The 1930s street gallery recreates a city street, including a movie theater marquee that displays, Gone With The Wind. Parked at the curb, among other cars, are a blue 1938 Packard convertible, a blue 1930 Jordan 7-passenger touring car, and a vintage Lincoln.

Another display featured vintage autos in an early "used" car lot, but the autos being offered for sale hardly very used.


There's not just cars in the museum, but also displays of vintage gasoline pumps and logos of various car manufacturers.

After the museum opened, it was reported to have set the standard for automobile museums around the world. It’s received numerous praise, including recognition as one of 10 best U.S. auto museums. Ironically, it’s within walking distance of a Harrah’s casino.

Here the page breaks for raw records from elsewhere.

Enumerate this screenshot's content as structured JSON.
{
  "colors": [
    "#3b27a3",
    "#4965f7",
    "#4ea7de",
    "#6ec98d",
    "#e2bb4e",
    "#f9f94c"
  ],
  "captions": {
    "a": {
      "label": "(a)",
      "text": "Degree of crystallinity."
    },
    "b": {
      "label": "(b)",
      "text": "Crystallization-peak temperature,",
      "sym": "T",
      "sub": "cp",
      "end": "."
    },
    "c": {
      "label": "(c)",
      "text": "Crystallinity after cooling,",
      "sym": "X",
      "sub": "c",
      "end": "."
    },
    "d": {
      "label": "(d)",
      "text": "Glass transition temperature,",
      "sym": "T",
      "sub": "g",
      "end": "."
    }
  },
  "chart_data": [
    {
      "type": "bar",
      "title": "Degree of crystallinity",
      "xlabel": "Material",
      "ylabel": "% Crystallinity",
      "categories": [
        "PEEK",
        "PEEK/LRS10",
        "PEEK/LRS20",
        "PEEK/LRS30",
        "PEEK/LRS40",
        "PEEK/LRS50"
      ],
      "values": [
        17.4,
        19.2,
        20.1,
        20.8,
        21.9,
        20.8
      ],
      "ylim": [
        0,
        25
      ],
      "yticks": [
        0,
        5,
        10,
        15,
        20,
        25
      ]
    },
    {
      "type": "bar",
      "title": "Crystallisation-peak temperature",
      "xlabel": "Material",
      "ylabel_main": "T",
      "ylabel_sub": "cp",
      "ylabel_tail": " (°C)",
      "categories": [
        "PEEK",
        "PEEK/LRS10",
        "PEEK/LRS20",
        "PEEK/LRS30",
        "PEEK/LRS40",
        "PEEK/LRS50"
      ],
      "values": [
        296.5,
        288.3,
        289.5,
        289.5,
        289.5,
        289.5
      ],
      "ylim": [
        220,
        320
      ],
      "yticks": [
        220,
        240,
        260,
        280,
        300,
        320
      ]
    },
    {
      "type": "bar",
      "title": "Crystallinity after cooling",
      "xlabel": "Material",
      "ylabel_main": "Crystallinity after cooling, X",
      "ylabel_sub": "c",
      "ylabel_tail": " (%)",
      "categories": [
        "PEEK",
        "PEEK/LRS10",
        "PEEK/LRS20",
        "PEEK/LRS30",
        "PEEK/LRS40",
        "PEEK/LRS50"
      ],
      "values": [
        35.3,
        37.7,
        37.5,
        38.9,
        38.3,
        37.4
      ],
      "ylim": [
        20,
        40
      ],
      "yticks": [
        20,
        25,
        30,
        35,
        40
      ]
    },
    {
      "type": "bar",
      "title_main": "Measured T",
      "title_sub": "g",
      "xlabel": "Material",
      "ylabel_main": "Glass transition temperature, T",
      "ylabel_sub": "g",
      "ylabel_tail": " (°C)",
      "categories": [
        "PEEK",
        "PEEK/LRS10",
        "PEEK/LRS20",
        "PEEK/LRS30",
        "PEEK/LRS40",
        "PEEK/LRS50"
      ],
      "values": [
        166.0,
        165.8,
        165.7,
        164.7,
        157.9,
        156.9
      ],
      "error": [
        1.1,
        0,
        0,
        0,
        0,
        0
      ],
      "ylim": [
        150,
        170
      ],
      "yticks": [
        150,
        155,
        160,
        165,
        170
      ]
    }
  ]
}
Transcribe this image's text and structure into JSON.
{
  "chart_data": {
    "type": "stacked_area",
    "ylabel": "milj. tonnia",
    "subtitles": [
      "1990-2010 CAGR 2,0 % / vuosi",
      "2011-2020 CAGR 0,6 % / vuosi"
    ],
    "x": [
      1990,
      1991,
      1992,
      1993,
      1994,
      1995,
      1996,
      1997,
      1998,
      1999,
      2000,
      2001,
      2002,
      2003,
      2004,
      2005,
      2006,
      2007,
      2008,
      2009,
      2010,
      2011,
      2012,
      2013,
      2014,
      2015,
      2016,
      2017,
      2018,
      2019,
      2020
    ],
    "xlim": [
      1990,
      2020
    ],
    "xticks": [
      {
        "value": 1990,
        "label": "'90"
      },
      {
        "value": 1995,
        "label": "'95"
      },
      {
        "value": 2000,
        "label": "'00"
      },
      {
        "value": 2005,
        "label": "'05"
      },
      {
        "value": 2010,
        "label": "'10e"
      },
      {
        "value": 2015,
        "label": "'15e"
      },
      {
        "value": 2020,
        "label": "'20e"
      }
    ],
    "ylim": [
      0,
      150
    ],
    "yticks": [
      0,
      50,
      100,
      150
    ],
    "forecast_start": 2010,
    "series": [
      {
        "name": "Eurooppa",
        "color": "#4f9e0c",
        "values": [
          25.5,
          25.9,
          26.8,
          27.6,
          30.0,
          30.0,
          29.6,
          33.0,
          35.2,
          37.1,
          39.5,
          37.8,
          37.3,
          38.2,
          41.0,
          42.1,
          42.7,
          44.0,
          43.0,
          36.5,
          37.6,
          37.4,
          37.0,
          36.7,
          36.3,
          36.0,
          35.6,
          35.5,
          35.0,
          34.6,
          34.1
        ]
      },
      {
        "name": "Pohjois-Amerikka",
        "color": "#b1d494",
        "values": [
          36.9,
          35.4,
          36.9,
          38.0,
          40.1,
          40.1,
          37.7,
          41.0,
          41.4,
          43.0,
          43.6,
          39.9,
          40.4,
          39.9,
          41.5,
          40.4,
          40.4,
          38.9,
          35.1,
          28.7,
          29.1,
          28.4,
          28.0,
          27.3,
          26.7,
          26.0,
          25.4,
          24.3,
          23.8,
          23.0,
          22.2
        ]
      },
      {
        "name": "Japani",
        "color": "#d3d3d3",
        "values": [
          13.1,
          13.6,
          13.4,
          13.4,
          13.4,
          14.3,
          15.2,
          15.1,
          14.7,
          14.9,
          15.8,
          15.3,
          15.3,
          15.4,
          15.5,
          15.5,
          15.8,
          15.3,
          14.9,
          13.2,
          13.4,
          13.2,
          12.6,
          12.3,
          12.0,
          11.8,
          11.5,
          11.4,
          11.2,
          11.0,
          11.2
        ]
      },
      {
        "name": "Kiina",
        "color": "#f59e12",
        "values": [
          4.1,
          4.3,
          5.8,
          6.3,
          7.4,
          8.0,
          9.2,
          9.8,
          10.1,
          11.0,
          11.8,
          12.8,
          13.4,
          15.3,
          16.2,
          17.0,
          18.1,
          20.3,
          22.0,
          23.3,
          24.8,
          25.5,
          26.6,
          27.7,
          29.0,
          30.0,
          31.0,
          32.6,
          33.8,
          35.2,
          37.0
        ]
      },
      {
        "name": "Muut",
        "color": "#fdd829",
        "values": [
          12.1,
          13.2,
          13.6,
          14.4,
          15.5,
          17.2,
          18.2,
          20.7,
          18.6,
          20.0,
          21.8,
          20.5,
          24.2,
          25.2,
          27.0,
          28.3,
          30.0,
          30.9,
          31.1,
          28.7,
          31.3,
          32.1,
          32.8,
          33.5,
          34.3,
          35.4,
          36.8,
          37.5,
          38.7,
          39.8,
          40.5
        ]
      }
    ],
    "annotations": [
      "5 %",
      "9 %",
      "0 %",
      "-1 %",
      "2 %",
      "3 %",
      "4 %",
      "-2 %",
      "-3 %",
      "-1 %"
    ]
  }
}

This is the second vintage automobile museum we've visited this month on our cross country trip. Previously we stopped at the Studebaker Automobile Museum in South Bend, IN. 
It would be unfair to compare both auto museums as they were evenly priced and offered a wealth of information. However, our preference was for the Reno, NV auto museum as it laid out on a single floor (compared to 3 floors at Studebaker) and while the collection seemed smaller, there was more diversity. (We never realized how many different automobile companies there were within U.S. states in years past.) However if you're ever in either IN or NV, you should visit them and make your own decision.